I was hoping to fix it as it is one of the older ones and seems much better built than the flimsy modern ones available.
Ignore the resistor lead that looks like its bent onto the power transistor, that's a leg I lifted during troubleshooting and the angle of the photo is deceptive.
What is bugging me is the sheer amount that seems to be wrong with it, half the bridge rectifier diodes are short circuit, which is what I assume blew the fuse, and there is a lump blown out of the surge suppressor resistor, which I guess occurred before the fuse opened.
So far so good, but a number of other resistors throughout the unit are also totally short circuited, without a mark on them, from a couple of quarter watt ones, up to some of the 1 watt ones. Am measuring these out of circuit (one leg lifted) by the way.
The only build issue seems to be cracked joints on a single decoupling electrolytic on the output of a 7805 but I doubt that had anything to do with the cascading failure due to where it is located. All other electrolytics seem fine based on their ESR anyway.

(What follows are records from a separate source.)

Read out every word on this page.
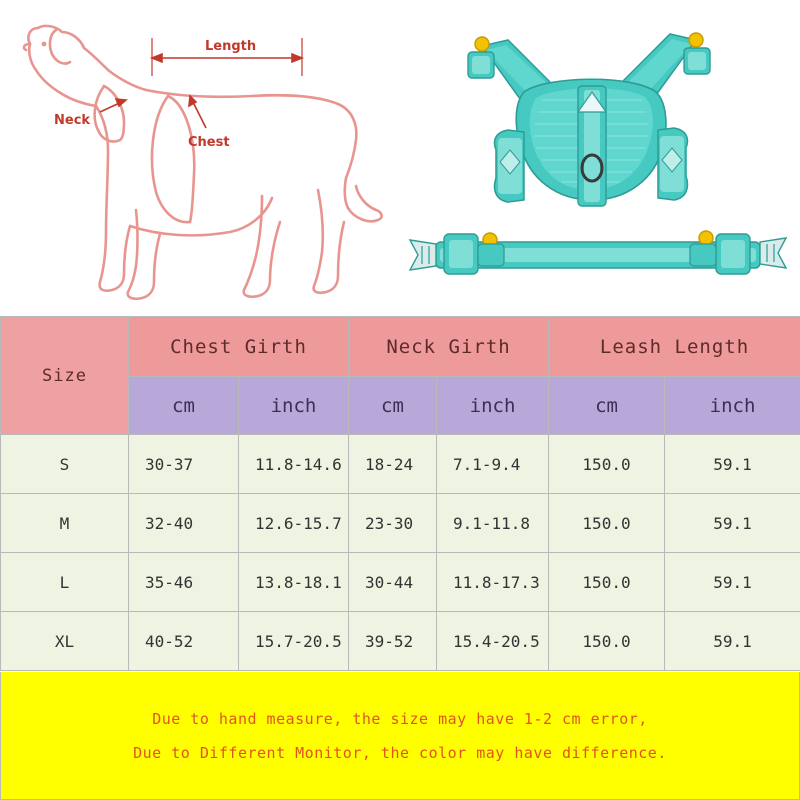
Length
Neck
Chest
Size	Chest Girth		Neck Girth		Leash Length	
	cm	inch	cm	inch	cm	inch
S	30-37	11.8-14.6	18-24	7.1-9.4	150.0	59.1
M	32-40	12.6-15.7	23-30	9.1-11.8	150.0	59.1
L	35-46	13.8-18.1	30-44	11.8-17.3	150.0	59.1
XL	40-52	15.7-20.5	39-52	15.4-20.5	150.0	59.1
Due to hand measure, the size may have 1-2 cm error,
Due to Different Monitor, the color may have difference.
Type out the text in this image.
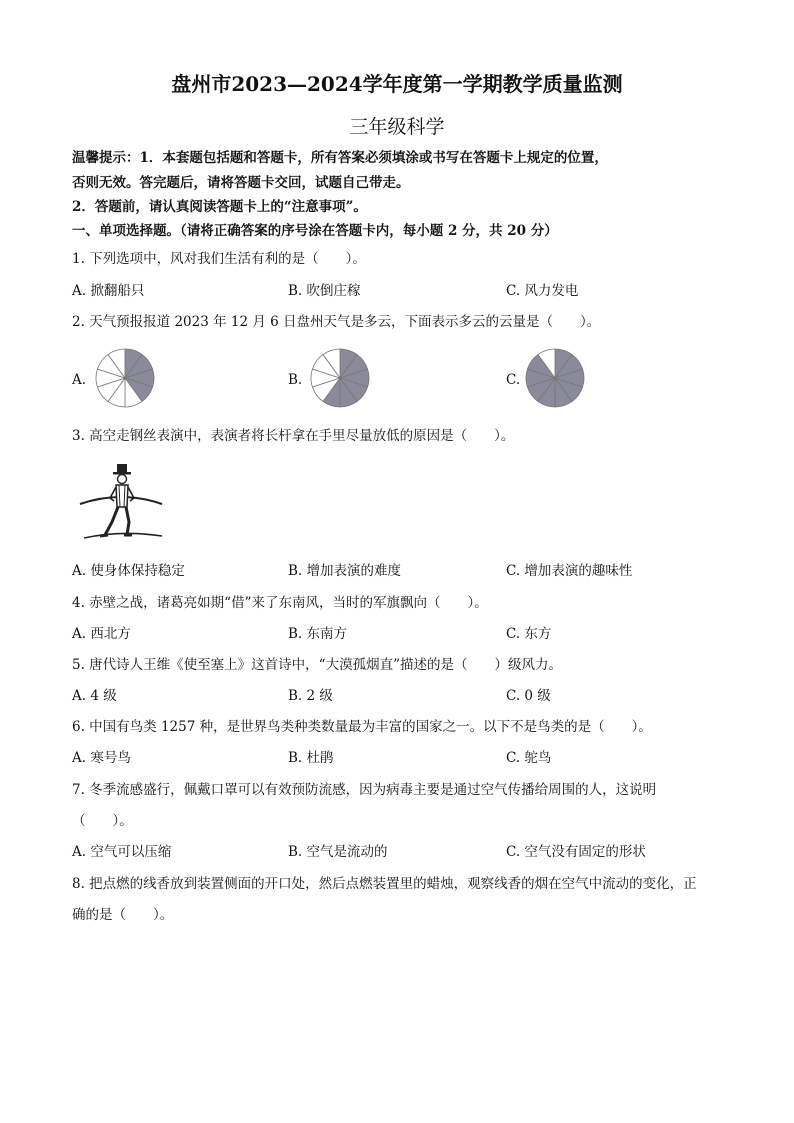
盘州市2023—2024学年度第一学期教学质量监测
三年级科学
温馨提示：1．本套题包括题和答题卡，所有答案必须填涂或书写在答题卡上规定的位置，
否则无效。答完题后，请将答题卡交回，试题自己带走。
2．答题前，请认真阅读答题卡上的“注意事项”。
一、单项选择题。（请将正确答案的序号涂在答题卡内，每小题 2 分，共 20 分）
1. 下列选项中，风对我们生活有利的是（　　）。
A. 掀翻船只	B. 吹倒庄稼	C. 风力发电
2. 天气预报报道 2023 年 12 月 6 日盘州天气是多云，下面表示多云的云量是（　　）。
A.	B.	C.
3. 高空走钢丝表演中，表演者将长杆拿在手里尽量放低的原因是（　　）。
A. 使身体保持稳定	B. 增加表演的难度	C. 增加表演的趣味性
4. 赤壁之战，诸葛亮如期“借”来了东南风，当时的军旗飘向（　　）。
A. 西北方	B. 东南方	C. 东方
5. 唐代诗人王维《使至塞上》这首诗中，“大漠孤烟直”描述的是（　　）级风力。
A. 4 级	B. 2 级	C. 0 级
6. 中国有鸟类 1257 种，是世界鸟类种类数量最为丰富的国家之一。以下不是鸟类的是（　　）。
A. 寒号鸟	B. 杜鹃	C. 鸵鸟
7. 冬季流感盛行，佩戴口罩可以有效预防流感，因为病毒主要是通过空气传播给周围的人，这说明
（　　）。
A. 空气可以压缩	B. 空气是流动的	C. 空气没有固定的形状
8. 把点燃的线香放到装置侧面的开口处，然后点燃装置里的蜡烛，观察线香的烟在空气中流动的变化，正
确的是（　　）。
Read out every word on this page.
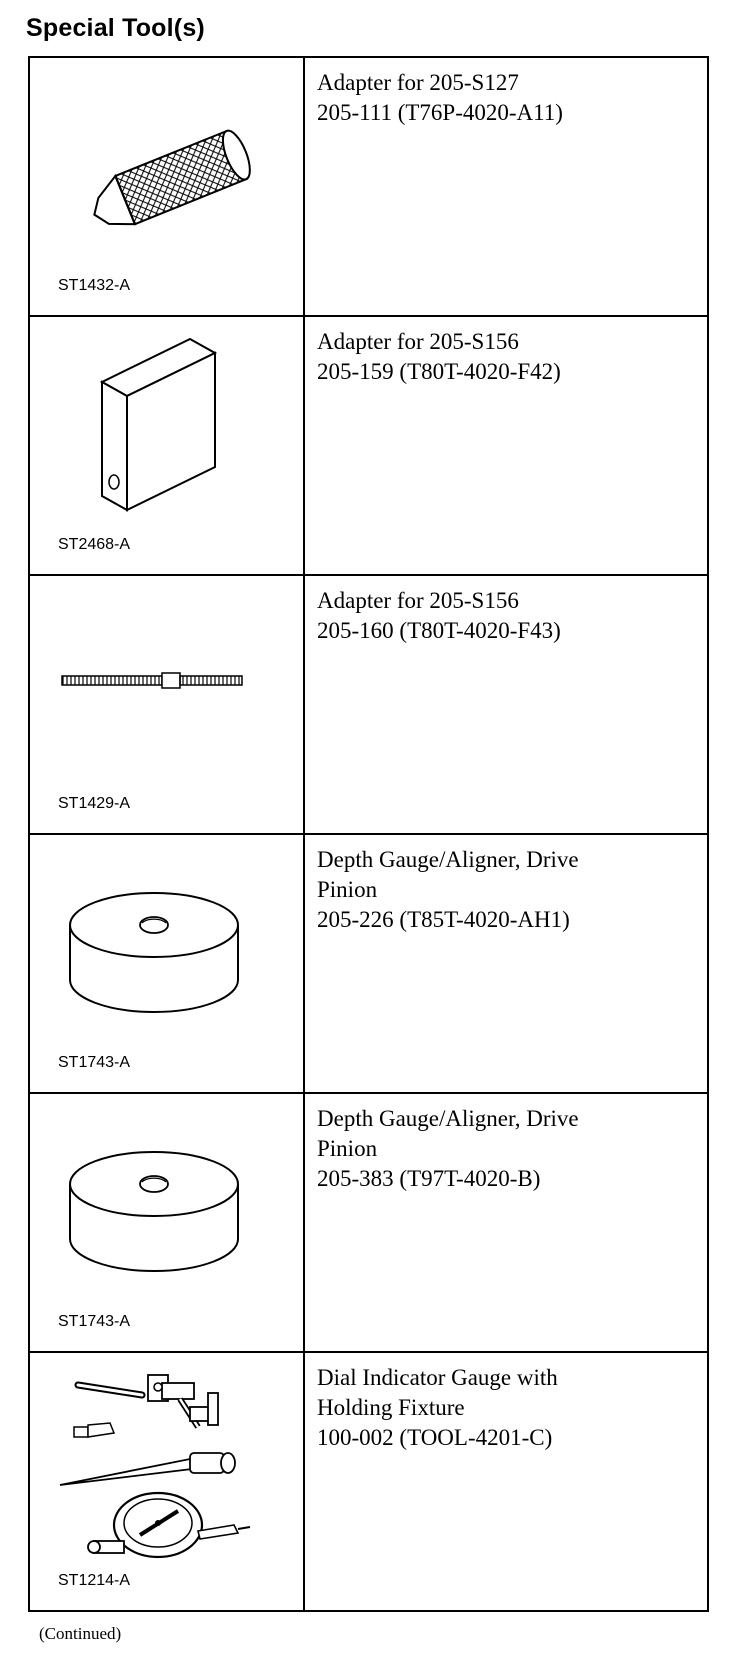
Special Tool(s)
ST1432-A	Adapter for 205-S127
205-111 (T76P-4020-A11)

ST2468-A	Adapter for 205-S156
205-159 (T80T-4020-F42)

ST1429-A	Adapter for 205-S156
205-160 (T80T-4020-F43)

ST1743-A	Depth Gauge/Aligner, Drive
Pinion
205-226 (T85T-4020-AH1)

ST1743-A	Depth Gauge/Aligner, Drive
Pinion
205-383 (T97T-4020-B)

ST1214-A	Dial Indicator Gauge with
Holding Fixture
100-002 (TOOL-4201-C)
(Continued)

My question is actually whether anyone more familiar with switch mode PSUs has come across failures like this? It seems unlikely that so many resistors would go totally short circuit without any physical signs of trauma. None of the transistors or voltage regulators appear to be shorted so am also curious as to what was the first failure that set off what looks like a chain reaction.
Any advice would be appreciated, beyond the obvious "bin it", which is a conclusion I am almost at anyway.